PCR primers specific for the integrase intI1 (M73819; Pseudomonas aeruginosa plasmid pVS1) were used to screen for the presence of class 1 integrons in each plasmid RFLP type. A primer specific for the aroC gene of Salmonella serovar Typhi was used as a control in each PCR. Primers were used at a 1 µM final concentration in a reaction volume of 25 µl containing 200 µM (each) dATP, dGTP, dCTP, and dTTP; 1x reaction buffer; 1.25 U of AmpliTaq (Applied Biosystems); and 1 µl of DNA as the template. PCR amplification was carried out by using the following program: an initial cycle at 95.0°C for 5 min; 28 cycles of 95.0°C for 30 s, 57.0°C for 1 min, and 72°C for 1 min; and a final cycle of 72.0°C for 2 min.

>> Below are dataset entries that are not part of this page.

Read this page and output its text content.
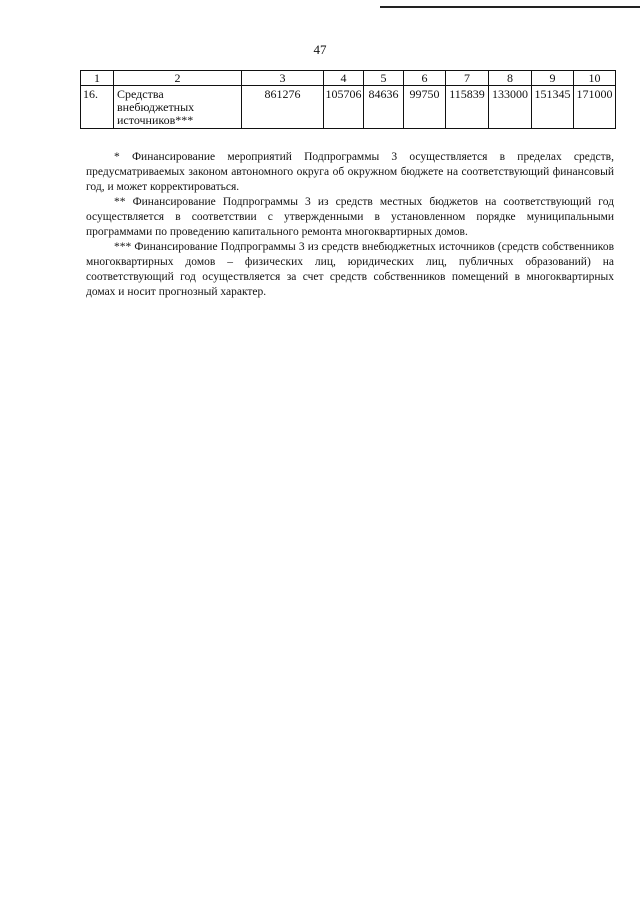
47
1	2	3	4	5	6	7	8	9	10
16.	Средства внебюджетных источников***	861276	105706	84636	99750	115839	133000	151345	171000

* Финансирование мероприятий Подпрограммы 3 осуществляется в пределах средств, предусматриваемых законом автономного округа об окружном бюджете на соответствующий финансовый год, и может корректироваться.

** Финансирование Подпрограммы 3 из средств местных бюджетов на соответствующий год осуществляется в соответствии с утвержденными в установленном порядке муниципальными программами по проведению капитального ремонта многоквартирных домов.

*** Финансирование Подпрограммы 3 из средств внебюджетных источников (средств собственников многоквартирных домов – физических лиц, юридических лиц, публичных образований) на соответствующий год осуществляется за счет средств собственников помещений в многоквартирных домах и носит прогнозный характер.
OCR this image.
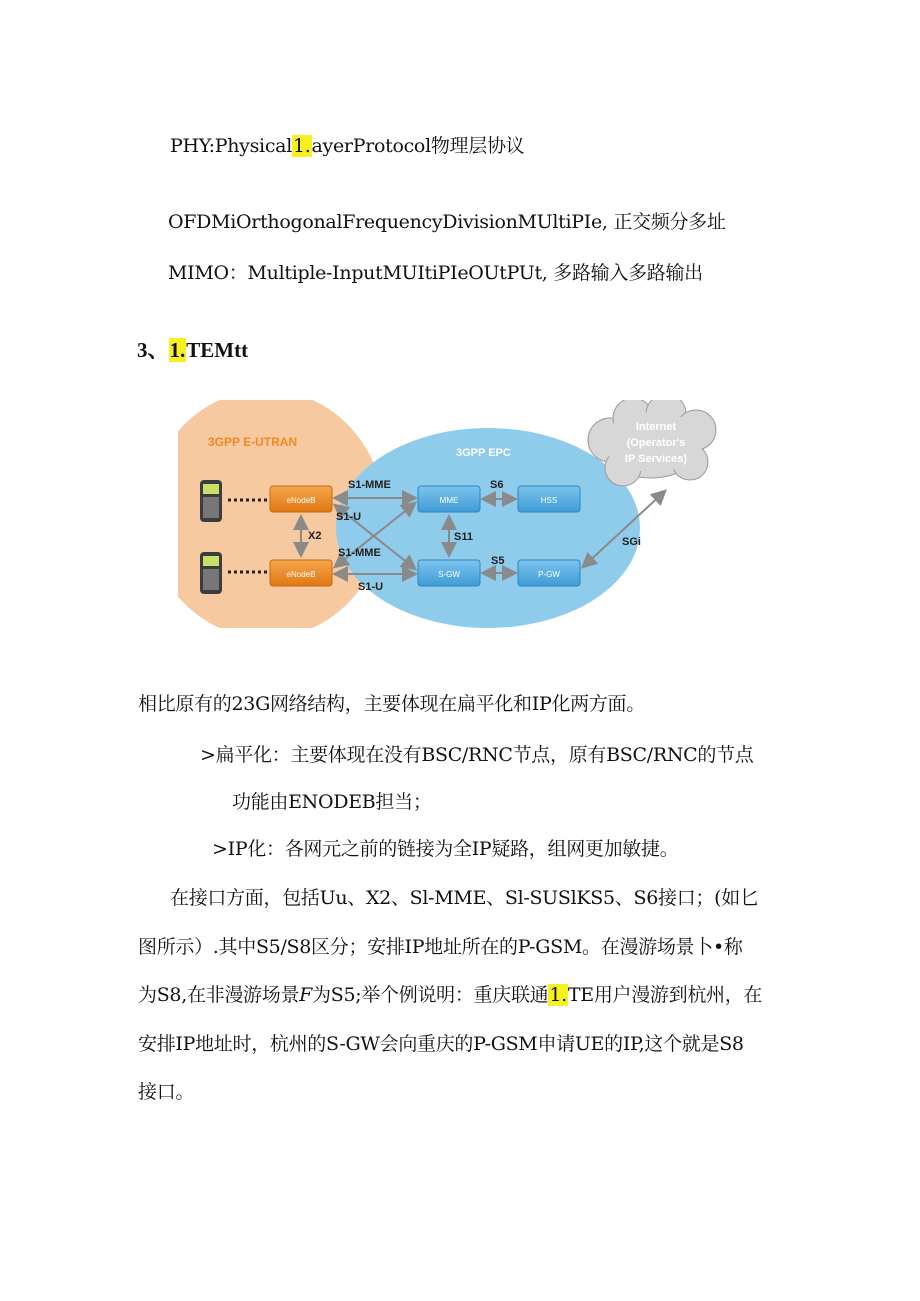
PHY:Physical1.ayerProtocol物理层协议
OFDMiOrthogonalFrequencyDivisionMUltiPIe, 正交频分多址
MIMO：Multiple-InputMUItiPIeOUtPUt, 多路输入多路输出
3、1.TEMtt
Internet
(Operator's
IP Services)
3GPP E-UTRAN
3GPP EPC
eNodeB
eNodeB
X2
MME	HSS
S-GW	P-GW
S1-MME
S1-U
S1-MME
S1-U
S6
S11
S5
SGi
相比原有的23G网络结构，主要体现在扁平化和IP化两方面。
>扁平化：主要体现在没有BSC/RNC节点，原有BSC/RNC的节点
功能由ENODEB担当；
>IP化：各网元之前的链接为全IP疑路，组网更加敏捷。
在接口方面，包括Uu、X2、Sl-MME、Sl-SUSlKS5、S6接口；(如匕
图所示）.其中S5/S8区分；安排IP地址所在的P-GSM。在漫游场景卜•称
为S8,在非漫游场景F为S5;举个例说明：重庆联通1.TE用户漫游到杭州，在
安排IP地址时，杭州的S-GW会向重庆的P-GSM申请UE的IP,这个就是S8
接口。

Top Abstract Introduction Materials and Methods Results Discussion References

 
Features of pHCM1 that distinguish this plasmid from the precursor, R27. Plasmid pHCM1 is 218,160 bp in length and shares 168 kbp of DNA and >99% sequence identity with plasmid R27 (13). Additional DNA found in pHCM1 but not in R27 was analyzed in detail by using a bioinformatic approach. In pHCM1 there are five regions not present in R27 (Fig. 1). At least 18 of the coding sequences (CDSs) involved are predicted to be involved with resistance to antimicrobial agents or heavy metals, and 16 CDSs (35%) are of unknown function.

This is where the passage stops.